Sunday, February 20, 2011

first world problems, first world fun

I have a place to swim! I joined a gym so I could use their pool. It's all rather thrilling.


I-joined-a-gym I-joined-a-gym I-joined-a-gym...that's how the phrase flows out of your mouth whether you want it to or not. The beginning of a new year being high season for I-joined-a-gym, it is almost impossible not to say it that way. Although I did, note, join said gym in December, not January. Whatever.



January in America. When we are assumed to be participating in some agreed-upon group penance for being our greedy, horrible selves. It is so tedious. And tyrannical. And, well, incorrect. And part of why we get fatter. Fuck our inescapable Puritan roots, or however this mass, commercialized mea-culpa is chosen to be understood: it's bullshit. Who decided that it's not okay to celebrate our celebrations? That is, in fact, how celebrations work. By celebrating them. Aligning the post-holiday downshift with virtue and an assumption of guilt is delusional. And playing into the I'm Good/I'm Horrible pendulum that keeps the diet industry in motion, which in turns pours the GNP into making sure we're sure we need to fix things we haven't been fixing. What a waste of time.



Whoa, okay. I'm back. Anyhow. Up until joining the pool I had been "working out"--also another term it's hard to avoid, but whatever--it flows--by using the treadmill in my building, until my Achilles tendon...how you say. Squawked. Splurgoyed. Swigguned. I want to say "snapped," which isn't accurate--if the whole thing really had I would be in a wheelchair--but something sproinged back there and all that became impossible.

Sample pool about to be used by a nice couple!

Although I adore swimming, and it is in fact medically advisable in my case, the hassle of it all had kept me avoiding it for a long time.
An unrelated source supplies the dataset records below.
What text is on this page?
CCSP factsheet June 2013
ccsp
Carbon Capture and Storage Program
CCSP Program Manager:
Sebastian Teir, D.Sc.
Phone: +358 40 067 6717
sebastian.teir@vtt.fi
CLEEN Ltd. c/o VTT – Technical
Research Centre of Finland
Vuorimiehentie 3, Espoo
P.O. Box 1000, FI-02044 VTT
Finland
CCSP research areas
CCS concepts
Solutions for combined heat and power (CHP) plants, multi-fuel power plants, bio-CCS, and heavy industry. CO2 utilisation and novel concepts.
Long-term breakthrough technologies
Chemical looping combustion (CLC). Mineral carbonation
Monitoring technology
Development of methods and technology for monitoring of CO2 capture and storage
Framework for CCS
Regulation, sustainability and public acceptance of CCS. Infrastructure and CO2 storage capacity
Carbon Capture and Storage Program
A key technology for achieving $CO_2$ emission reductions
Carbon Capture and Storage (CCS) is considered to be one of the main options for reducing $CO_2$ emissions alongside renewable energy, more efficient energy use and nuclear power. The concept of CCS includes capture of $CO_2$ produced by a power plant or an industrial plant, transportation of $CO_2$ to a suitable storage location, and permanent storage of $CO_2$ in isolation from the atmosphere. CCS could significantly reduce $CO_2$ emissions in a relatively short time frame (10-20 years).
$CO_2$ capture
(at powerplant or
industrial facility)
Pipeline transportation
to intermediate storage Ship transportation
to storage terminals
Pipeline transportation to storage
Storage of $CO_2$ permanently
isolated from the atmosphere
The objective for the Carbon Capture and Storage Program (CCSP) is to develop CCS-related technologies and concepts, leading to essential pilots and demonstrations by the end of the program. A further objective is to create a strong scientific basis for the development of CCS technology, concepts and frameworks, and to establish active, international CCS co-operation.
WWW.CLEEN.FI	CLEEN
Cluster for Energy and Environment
The hassle is, in fact, the exact opposite of the ease of using a treadmill. When I used the treadmill, I could pop downstairs in whatever I was wearing and toddle away for a proscribed time, and then it was done. That's it. No prep, no clean-up particularly. 15 minutes, 30 minutes. Done. I loved that.



Going swimming means committing yourself to a two-hour to-do list of constant tasks involving packing things you'll need, getting to the gym, changing clothes, locking things up, swimming--oh yeah, swimming--then doing it all in reverse, only more, as you wish somebody designed a people-washing machine that got rid of the chlorine you can smell emitting from your pores and/or that somebody could hold you upside down by your feet and swish your hair in clean water like a little girl with her Barbie doll. Honestly, I find the hoo-ha surrounding swimming much more exhausting than swimming itself.



"Swimming" probably isn't quite the right word: it's probably more accurate to say I caper about. I do swim some laps, but I do lots of exercises, stretching and "weight-lifting" (styrofoam "weight"-pushing)--things like that. It has occurred to me more than a few times that what I do is basically hop in the water and start demonstrating the Ministry of Silly Walks.



Being in the water makes me so happy. It makes me so happy that it tells you something about how much of a hassle swimming is, as that kept me from going swimming for so long when I might have been able to. The pool I go to is not far away, and other than a few problems, it is pretty much all one would hope for in a pool. I am embracing the two hours of hassle and constant slight chlorine pong for the joy of being in the water.

The lovely ladies of the Padded Lilies

Someday I plan on having the pool of my dreams. It will have the sturdiest stairs and handrails to ease to the journey into and out of gravity, a big deep end, an infinity edge for happy water flow, be kept at the cool temperature I like, and I will be able to just walk out the door and hop in it. It is going to be beautiful! You're all invited.